Timothy McVeigh's rhetoric may have been more extreme, but it was indistinguishable from the more college-polished and aged rhetoric of anti-government reactionaries now pretending to speak for American ideals under the banner of patriots, tea parties, Fox News's hacking of the "fair and balanced" parody, or more establishment oriented zealots in Congress. The common denominator is exclusion and heresy: those who supposedly belong to "true" American values, and those who don't. Al-Qaeda's loyalty oath is identical: those who belong to "true" Islamic values and those who don't.

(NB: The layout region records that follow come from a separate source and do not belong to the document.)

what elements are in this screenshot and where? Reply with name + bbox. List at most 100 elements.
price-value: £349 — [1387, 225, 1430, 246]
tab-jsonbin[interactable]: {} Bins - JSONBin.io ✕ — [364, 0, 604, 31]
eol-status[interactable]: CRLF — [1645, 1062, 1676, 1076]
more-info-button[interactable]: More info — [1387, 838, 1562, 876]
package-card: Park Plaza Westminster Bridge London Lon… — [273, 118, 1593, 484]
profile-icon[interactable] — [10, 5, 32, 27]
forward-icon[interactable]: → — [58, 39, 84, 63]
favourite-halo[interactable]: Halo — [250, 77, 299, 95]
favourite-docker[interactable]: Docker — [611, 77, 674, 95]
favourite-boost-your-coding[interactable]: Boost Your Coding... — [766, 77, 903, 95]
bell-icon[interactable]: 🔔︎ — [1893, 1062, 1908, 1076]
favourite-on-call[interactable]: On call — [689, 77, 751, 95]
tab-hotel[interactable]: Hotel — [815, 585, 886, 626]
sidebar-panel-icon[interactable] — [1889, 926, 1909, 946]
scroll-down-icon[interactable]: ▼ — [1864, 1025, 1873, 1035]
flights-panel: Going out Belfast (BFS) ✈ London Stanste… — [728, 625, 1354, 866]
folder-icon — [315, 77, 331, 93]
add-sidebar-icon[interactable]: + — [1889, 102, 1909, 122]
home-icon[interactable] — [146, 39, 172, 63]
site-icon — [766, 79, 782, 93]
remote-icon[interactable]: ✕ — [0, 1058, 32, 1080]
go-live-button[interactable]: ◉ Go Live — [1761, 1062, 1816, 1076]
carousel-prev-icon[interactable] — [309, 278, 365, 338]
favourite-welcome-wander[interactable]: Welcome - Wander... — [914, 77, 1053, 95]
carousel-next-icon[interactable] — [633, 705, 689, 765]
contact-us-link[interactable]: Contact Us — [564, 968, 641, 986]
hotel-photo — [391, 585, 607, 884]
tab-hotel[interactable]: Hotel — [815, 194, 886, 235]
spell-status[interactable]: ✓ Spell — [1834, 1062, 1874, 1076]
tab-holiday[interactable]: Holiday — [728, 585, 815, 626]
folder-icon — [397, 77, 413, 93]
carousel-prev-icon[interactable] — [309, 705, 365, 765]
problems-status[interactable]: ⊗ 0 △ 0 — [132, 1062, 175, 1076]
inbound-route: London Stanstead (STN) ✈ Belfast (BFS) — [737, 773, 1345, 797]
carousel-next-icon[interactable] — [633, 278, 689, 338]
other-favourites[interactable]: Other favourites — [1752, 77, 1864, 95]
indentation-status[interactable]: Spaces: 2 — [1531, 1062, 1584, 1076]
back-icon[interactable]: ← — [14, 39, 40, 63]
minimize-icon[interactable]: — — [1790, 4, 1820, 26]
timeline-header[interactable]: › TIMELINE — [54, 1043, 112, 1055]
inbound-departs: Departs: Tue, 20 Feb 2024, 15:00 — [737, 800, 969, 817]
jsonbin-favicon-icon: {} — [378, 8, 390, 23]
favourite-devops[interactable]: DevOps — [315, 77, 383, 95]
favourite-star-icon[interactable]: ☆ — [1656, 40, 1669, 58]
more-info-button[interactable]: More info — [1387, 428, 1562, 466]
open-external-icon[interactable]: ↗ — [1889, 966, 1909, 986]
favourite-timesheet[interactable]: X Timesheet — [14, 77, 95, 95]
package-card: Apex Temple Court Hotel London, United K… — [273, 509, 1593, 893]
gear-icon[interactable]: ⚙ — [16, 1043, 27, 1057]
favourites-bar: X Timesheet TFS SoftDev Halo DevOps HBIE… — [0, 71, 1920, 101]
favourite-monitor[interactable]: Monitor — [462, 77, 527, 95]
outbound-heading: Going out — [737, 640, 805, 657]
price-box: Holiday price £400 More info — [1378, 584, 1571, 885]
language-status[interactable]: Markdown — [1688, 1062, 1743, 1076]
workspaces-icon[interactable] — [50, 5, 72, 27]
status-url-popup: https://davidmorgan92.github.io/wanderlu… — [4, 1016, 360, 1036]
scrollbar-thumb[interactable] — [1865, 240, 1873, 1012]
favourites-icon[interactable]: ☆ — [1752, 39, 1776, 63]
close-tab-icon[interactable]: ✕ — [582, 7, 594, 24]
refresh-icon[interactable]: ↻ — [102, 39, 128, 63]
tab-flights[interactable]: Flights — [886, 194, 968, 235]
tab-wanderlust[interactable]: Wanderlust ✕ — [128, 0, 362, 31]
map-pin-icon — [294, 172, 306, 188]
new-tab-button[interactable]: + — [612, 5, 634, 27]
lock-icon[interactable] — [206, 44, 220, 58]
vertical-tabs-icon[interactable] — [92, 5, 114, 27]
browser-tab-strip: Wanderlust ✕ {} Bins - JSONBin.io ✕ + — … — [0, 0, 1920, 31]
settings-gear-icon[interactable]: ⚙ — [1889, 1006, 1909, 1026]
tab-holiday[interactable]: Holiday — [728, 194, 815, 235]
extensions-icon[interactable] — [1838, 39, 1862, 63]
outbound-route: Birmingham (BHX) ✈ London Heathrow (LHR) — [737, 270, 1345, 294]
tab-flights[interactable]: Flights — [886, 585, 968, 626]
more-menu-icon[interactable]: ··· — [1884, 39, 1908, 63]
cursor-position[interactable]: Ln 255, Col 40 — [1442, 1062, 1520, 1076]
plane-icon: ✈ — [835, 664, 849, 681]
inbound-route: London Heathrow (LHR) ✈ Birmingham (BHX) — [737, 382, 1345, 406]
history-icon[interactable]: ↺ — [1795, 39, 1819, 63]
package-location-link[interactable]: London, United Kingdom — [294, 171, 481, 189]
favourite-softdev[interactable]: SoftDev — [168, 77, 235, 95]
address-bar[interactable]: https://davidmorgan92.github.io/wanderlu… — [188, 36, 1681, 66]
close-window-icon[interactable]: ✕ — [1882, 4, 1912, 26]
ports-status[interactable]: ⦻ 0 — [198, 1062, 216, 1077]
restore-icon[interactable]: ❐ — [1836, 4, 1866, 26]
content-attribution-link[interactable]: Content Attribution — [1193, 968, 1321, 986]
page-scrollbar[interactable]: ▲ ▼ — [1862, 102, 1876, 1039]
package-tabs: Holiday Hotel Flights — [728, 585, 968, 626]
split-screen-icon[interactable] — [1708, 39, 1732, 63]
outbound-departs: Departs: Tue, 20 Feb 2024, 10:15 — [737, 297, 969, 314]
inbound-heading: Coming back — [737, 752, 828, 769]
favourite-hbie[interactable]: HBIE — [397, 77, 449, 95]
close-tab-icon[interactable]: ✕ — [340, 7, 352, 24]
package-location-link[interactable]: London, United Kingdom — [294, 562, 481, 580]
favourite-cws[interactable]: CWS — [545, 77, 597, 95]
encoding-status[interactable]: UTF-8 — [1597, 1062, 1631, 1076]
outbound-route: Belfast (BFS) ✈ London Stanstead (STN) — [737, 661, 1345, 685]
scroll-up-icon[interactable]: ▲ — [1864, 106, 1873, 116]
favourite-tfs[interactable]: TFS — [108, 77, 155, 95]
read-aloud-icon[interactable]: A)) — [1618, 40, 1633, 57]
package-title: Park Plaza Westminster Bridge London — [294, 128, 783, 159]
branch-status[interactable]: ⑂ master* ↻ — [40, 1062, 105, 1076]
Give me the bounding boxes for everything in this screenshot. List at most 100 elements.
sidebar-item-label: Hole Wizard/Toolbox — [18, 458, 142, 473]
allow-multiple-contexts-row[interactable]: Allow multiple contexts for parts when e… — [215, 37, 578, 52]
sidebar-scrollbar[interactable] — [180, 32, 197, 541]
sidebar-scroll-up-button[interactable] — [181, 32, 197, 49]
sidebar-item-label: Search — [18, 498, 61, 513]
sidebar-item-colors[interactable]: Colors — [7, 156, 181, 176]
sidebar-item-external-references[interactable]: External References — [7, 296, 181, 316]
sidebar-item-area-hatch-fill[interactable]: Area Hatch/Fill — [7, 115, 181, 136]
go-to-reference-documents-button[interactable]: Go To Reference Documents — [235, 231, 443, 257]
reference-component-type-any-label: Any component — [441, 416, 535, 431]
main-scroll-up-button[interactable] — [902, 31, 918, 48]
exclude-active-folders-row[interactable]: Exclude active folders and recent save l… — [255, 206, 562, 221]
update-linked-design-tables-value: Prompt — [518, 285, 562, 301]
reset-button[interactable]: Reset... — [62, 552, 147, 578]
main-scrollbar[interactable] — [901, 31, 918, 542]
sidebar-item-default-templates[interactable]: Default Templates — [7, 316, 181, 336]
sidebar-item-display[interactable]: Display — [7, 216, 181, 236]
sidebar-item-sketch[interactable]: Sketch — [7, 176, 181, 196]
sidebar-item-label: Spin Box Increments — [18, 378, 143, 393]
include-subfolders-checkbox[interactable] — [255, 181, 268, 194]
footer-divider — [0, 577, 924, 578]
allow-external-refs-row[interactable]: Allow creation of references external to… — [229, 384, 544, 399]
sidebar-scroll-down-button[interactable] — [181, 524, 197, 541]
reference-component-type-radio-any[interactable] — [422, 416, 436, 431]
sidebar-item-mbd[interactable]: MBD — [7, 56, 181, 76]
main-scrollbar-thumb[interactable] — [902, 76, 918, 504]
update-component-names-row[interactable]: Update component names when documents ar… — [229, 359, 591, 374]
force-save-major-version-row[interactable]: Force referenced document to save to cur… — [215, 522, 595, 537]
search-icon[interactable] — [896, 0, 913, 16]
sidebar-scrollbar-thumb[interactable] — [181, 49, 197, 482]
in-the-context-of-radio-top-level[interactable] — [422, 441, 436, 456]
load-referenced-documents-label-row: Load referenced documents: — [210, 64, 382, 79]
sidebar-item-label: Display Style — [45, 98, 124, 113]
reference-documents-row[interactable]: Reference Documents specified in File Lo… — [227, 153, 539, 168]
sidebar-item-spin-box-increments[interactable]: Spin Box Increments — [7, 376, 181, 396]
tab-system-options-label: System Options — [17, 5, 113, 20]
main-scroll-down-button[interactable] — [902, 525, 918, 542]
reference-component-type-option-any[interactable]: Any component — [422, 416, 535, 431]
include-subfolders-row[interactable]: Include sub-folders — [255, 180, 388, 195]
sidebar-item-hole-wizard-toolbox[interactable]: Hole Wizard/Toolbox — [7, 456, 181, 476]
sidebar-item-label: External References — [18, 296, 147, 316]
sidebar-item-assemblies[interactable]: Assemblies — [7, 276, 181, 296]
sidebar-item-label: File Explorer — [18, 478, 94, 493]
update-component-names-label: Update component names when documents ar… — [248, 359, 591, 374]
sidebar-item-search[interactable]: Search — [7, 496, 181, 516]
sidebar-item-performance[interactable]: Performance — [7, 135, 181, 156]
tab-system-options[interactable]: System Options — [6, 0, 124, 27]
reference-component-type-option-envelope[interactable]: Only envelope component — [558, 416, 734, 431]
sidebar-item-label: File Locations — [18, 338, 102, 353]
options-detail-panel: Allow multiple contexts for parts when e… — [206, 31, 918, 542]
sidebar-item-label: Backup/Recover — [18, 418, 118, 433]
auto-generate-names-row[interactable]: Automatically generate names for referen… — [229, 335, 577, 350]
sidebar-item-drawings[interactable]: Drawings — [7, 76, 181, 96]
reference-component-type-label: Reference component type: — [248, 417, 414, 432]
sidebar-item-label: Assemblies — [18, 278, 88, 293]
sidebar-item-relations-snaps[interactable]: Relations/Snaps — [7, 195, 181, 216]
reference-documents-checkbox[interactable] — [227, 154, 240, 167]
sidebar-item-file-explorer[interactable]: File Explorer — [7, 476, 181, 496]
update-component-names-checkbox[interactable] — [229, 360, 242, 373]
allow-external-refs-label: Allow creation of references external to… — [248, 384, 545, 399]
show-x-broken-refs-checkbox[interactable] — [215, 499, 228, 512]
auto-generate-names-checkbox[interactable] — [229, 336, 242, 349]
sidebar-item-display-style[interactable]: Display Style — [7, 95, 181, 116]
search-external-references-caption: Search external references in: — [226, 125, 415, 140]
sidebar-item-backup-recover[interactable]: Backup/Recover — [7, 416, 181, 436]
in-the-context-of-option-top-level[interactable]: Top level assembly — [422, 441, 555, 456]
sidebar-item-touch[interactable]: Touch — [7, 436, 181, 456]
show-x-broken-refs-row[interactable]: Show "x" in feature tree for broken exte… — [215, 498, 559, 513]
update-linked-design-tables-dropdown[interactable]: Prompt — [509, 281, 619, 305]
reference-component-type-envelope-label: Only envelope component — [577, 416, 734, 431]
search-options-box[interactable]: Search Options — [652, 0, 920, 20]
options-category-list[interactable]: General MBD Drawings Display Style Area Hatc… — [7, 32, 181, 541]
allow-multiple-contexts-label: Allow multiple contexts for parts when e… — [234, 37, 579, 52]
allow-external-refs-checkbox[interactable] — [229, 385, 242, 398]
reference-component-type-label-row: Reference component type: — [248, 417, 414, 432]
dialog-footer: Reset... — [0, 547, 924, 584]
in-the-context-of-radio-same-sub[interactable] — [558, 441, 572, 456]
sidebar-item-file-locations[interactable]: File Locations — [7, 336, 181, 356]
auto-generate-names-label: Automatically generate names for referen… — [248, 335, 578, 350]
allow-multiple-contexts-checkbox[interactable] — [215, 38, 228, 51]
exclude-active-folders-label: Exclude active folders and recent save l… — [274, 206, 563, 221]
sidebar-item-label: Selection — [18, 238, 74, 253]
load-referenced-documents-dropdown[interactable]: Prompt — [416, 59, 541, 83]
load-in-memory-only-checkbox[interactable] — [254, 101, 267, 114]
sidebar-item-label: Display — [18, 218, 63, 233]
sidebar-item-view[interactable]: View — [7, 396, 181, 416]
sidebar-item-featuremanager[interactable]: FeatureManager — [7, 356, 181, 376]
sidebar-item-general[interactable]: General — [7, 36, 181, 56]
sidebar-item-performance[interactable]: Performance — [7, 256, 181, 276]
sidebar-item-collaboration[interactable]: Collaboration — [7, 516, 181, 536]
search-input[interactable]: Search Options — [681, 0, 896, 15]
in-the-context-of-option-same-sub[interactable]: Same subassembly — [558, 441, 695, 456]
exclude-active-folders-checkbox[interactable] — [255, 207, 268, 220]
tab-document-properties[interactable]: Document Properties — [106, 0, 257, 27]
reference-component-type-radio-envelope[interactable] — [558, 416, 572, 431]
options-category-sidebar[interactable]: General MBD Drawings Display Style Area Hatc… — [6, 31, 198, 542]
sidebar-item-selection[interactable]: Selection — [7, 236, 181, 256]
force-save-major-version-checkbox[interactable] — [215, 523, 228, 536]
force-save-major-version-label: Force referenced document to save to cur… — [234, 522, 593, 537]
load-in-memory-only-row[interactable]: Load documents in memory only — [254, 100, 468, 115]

Either way, the inclusive, tolerant, broad-minded, and yes, multicultural outlook is under siege by fundamentalism in virtually every part of society as we know it: cultural, political, economic, religious. Timothy McVeigh and Anders Breivik used bombs and rifles. More seasoned zealots use rhetoric and policies. The ongoing march of folly over the national debt is merely one example among many.

"We tend to think of national security narrowly as the risk of a military or terrorist attack," the columnist Nicholas Kristof writes today. "But national security is about protecting our people and our national strength -- and the blunt truth is that the biggest threat to America's national security this summer doesn't come from China, Iran or any other foreign power. It comes from budget machinations, and budget maniacs, at home."

Islamists who may want us harm need only sit back and enjoy the view. They might as well have outsourced the job to their Christian brethren, with plenty of assists from mainstream conservatives. There's no segregating these demons and maniacs. They're an integral part of western culture. They're us.